Despite more than a hundred other vaccine candidates having entered clinical trials, the only licensed malaria vaccine to date is RTS,S/AS01. Even though it has an efficacy of lower than 75% the vaccine has demonstrated promise at reducing transmission and could have a significant impact on malaria-related deaths. Models predict that this vaccine could save one life for every 200 children vaccinated.
The R21/Matrix-M vaccine is a subunit vaccine comprising a protein secreted by the malaria parasite during the “sporozoite” stage of its lifecycle (when it is transmitted from mosquitoes to human hosts), fused to a fragment of the hepatitis B virus, which is known to trigger a strong immune response. It is delivered alongside a plant-based adjuvant called Matrix-M, which further amplifies the immune response to the vaccine.
To investigate its safety and efficacy, the researchers conducted a Phase 2b randomised, controlled, double-blind trial involving 450 infants aged 5-17 months in Nanoro, in the West African country of Burkina Faso.
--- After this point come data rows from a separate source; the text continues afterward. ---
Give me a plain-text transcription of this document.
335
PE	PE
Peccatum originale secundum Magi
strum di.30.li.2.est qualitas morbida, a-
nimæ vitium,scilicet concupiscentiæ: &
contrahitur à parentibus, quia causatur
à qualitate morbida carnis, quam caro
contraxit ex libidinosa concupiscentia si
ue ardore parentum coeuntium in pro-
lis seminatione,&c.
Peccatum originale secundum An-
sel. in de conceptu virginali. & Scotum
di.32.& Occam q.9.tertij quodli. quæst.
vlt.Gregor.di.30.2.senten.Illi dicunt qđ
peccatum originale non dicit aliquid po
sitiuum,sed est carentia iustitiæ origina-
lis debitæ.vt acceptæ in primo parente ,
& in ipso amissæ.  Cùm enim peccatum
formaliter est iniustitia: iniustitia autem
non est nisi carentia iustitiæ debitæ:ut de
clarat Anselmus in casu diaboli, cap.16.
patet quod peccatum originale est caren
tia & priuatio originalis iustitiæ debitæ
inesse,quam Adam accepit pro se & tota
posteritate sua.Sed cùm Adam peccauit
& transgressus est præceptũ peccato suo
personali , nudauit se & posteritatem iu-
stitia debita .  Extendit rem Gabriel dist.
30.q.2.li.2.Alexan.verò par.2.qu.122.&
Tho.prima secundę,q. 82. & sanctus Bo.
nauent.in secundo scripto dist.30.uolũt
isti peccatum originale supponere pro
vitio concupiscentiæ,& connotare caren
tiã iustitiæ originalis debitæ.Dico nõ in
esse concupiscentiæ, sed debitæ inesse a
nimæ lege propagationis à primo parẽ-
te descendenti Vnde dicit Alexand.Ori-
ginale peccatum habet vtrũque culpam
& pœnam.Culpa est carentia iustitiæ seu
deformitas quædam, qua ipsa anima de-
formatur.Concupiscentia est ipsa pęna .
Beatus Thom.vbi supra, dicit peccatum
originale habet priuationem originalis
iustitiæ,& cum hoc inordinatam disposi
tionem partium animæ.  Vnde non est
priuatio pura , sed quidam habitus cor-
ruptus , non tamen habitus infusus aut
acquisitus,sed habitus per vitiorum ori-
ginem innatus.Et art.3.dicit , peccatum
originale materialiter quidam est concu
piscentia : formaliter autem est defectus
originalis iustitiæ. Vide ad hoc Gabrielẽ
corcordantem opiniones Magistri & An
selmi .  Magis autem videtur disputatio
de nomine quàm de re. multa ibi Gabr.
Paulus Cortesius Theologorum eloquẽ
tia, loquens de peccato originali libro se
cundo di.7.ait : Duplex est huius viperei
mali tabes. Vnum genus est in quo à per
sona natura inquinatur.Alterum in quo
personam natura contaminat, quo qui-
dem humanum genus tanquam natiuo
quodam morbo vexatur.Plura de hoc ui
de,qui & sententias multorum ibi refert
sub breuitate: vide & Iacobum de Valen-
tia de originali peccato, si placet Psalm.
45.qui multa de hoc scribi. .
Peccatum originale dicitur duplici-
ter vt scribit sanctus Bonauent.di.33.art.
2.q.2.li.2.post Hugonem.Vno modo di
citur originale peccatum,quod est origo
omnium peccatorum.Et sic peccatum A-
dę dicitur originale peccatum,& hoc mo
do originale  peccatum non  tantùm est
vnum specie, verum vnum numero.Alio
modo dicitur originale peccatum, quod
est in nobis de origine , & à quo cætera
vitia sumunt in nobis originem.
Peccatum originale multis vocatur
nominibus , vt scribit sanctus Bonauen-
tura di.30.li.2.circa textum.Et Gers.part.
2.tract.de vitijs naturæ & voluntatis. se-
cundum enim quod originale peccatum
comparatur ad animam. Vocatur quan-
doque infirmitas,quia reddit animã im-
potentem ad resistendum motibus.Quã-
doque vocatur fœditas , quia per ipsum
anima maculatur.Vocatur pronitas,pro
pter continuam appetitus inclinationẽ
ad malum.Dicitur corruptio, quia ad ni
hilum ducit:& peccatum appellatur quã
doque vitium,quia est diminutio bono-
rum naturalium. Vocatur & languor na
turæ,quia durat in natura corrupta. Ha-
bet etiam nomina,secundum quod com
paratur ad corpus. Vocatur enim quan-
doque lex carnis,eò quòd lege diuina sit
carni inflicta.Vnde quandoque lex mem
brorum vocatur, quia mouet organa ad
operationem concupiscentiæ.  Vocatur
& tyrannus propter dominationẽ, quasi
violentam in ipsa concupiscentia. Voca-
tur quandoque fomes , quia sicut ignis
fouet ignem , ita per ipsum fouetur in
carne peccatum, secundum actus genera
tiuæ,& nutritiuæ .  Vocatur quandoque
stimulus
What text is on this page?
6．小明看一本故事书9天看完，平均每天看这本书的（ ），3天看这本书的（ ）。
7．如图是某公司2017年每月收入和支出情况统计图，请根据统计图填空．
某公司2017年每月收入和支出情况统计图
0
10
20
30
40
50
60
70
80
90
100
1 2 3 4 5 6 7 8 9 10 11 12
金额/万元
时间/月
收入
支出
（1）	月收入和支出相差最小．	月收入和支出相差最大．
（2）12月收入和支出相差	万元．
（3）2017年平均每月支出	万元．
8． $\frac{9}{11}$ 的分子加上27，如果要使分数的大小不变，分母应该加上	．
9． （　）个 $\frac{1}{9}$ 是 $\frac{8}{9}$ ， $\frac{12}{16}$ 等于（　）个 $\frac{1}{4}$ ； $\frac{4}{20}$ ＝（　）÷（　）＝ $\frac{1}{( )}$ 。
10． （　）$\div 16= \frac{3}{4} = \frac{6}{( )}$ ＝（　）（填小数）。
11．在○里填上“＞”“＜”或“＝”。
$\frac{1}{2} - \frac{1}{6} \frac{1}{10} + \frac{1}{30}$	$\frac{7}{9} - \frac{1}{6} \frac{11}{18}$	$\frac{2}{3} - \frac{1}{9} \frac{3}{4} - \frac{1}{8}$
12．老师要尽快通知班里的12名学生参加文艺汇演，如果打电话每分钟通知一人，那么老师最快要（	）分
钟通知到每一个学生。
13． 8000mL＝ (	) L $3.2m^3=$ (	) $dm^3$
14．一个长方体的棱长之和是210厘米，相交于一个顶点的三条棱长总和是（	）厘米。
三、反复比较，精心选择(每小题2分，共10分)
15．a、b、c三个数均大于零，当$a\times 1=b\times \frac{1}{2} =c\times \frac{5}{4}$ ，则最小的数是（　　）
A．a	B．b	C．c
The participants were split into three groups, with the first two receiving the vaccine alongside either a high or low dose of the Matrix-M adjuvant, and the third, control group, a rabies vaccine.
More than twelve months later, the vaccine efficacy in the higher-dose adjuvant group was 77%, and 71% in the lower dose adjuvant group, with no serious adverse events recorded.
The researchers are currently investigating the impact of a booster dose administered a year later, prior to the onset of the next malaria season. They have also launched a phase 3 trial to assess the safety and efficacy of the vaccine in 4,800 children, aged 5-36 months, across four African countries.
“With the commitment by our commercial partner, the Serum Institute of India, to manufacture at least 200 million doses annually in the coming years, the vaccine has the potential to have major public health impact if licensure is achieved,” said Professors Adrian Hill and Lakshmi Mittal at the University of Oxford, who were involved in the study, which has not yet been peer-reviewed, published as a pre-print in The Lancet.